Nurses are calling on the Government to immediately introduce plain packaging for tobacco, following a landmark court decision in Australia.

Tobacco giant Philip Morris Asia had attempted to challenge the packaging laws introduced in 2011, saying they breached a trade agreement.

On Friday the tribunal in the arbitration agreed unanimously with Australia’s position that it had no jurisdiction to hear the company’s claim.

New Zealand Nurses Organisation spokeswoman Kerri Nuku said the New Zealand Government had been taking a “wait and see” approach, depending on the outcome.

“Today the court proved the tobacco giant had no leg to stand on, and there is no further reason to delay introducing plain packaging in New Zealand,” she said.

Nuku called on the Government to announce plain packaging laws immediately.

“Time lost is lives lost.”

Smokers hooked in by tobacco marketing were predominantly young, Maori and female, she said.

“Any further delays will be responsible for more grieving whanau missing out on years with their daughters, sisters and mums.”

Australia was the first country in the world to mandate plain cigarette packs with no brand logo or colours permitted.

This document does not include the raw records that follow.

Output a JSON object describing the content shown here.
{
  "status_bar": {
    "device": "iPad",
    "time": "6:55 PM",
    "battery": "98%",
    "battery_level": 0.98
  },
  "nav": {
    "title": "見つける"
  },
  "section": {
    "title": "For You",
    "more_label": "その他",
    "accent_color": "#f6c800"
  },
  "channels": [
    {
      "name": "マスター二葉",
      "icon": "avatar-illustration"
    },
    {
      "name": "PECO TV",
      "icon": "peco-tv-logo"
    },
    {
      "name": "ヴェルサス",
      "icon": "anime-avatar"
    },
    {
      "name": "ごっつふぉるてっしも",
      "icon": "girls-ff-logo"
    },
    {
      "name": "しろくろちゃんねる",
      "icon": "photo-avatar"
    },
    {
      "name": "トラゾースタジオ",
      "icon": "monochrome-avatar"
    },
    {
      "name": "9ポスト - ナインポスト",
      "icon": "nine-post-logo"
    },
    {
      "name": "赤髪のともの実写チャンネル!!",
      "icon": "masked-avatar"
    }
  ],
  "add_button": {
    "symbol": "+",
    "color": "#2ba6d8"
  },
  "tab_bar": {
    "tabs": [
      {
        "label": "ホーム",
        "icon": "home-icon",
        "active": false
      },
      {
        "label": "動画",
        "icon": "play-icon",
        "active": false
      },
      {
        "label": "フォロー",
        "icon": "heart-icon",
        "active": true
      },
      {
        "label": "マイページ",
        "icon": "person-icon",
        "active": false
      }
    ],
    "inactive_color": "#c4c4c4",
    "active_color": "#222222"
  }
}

Philip Morris has slammed the decision, saying it does not validate plain packaging in Australia or anywhere else.

It also said it would review the court’s decision, suggesting the battle may not be over yet.

The company brought the case against Australia using a legal mechanism called Investor-State Dispute Settlement (ISDS).

ISDS clauses are included in many trade agreements, including the one signed between Australia and Hong Kong, where Philip Morris Asia is based.

The tobacco giant’s case is the first investor-state dispute to be brought against Australia.

New Zealand was the first foreign country to secure a free trade agreement with Hong Kong, through the Closer Economic Partnership (CEP).

Trade Minister Todd McClay, who is currently overseas, has been approached for comment.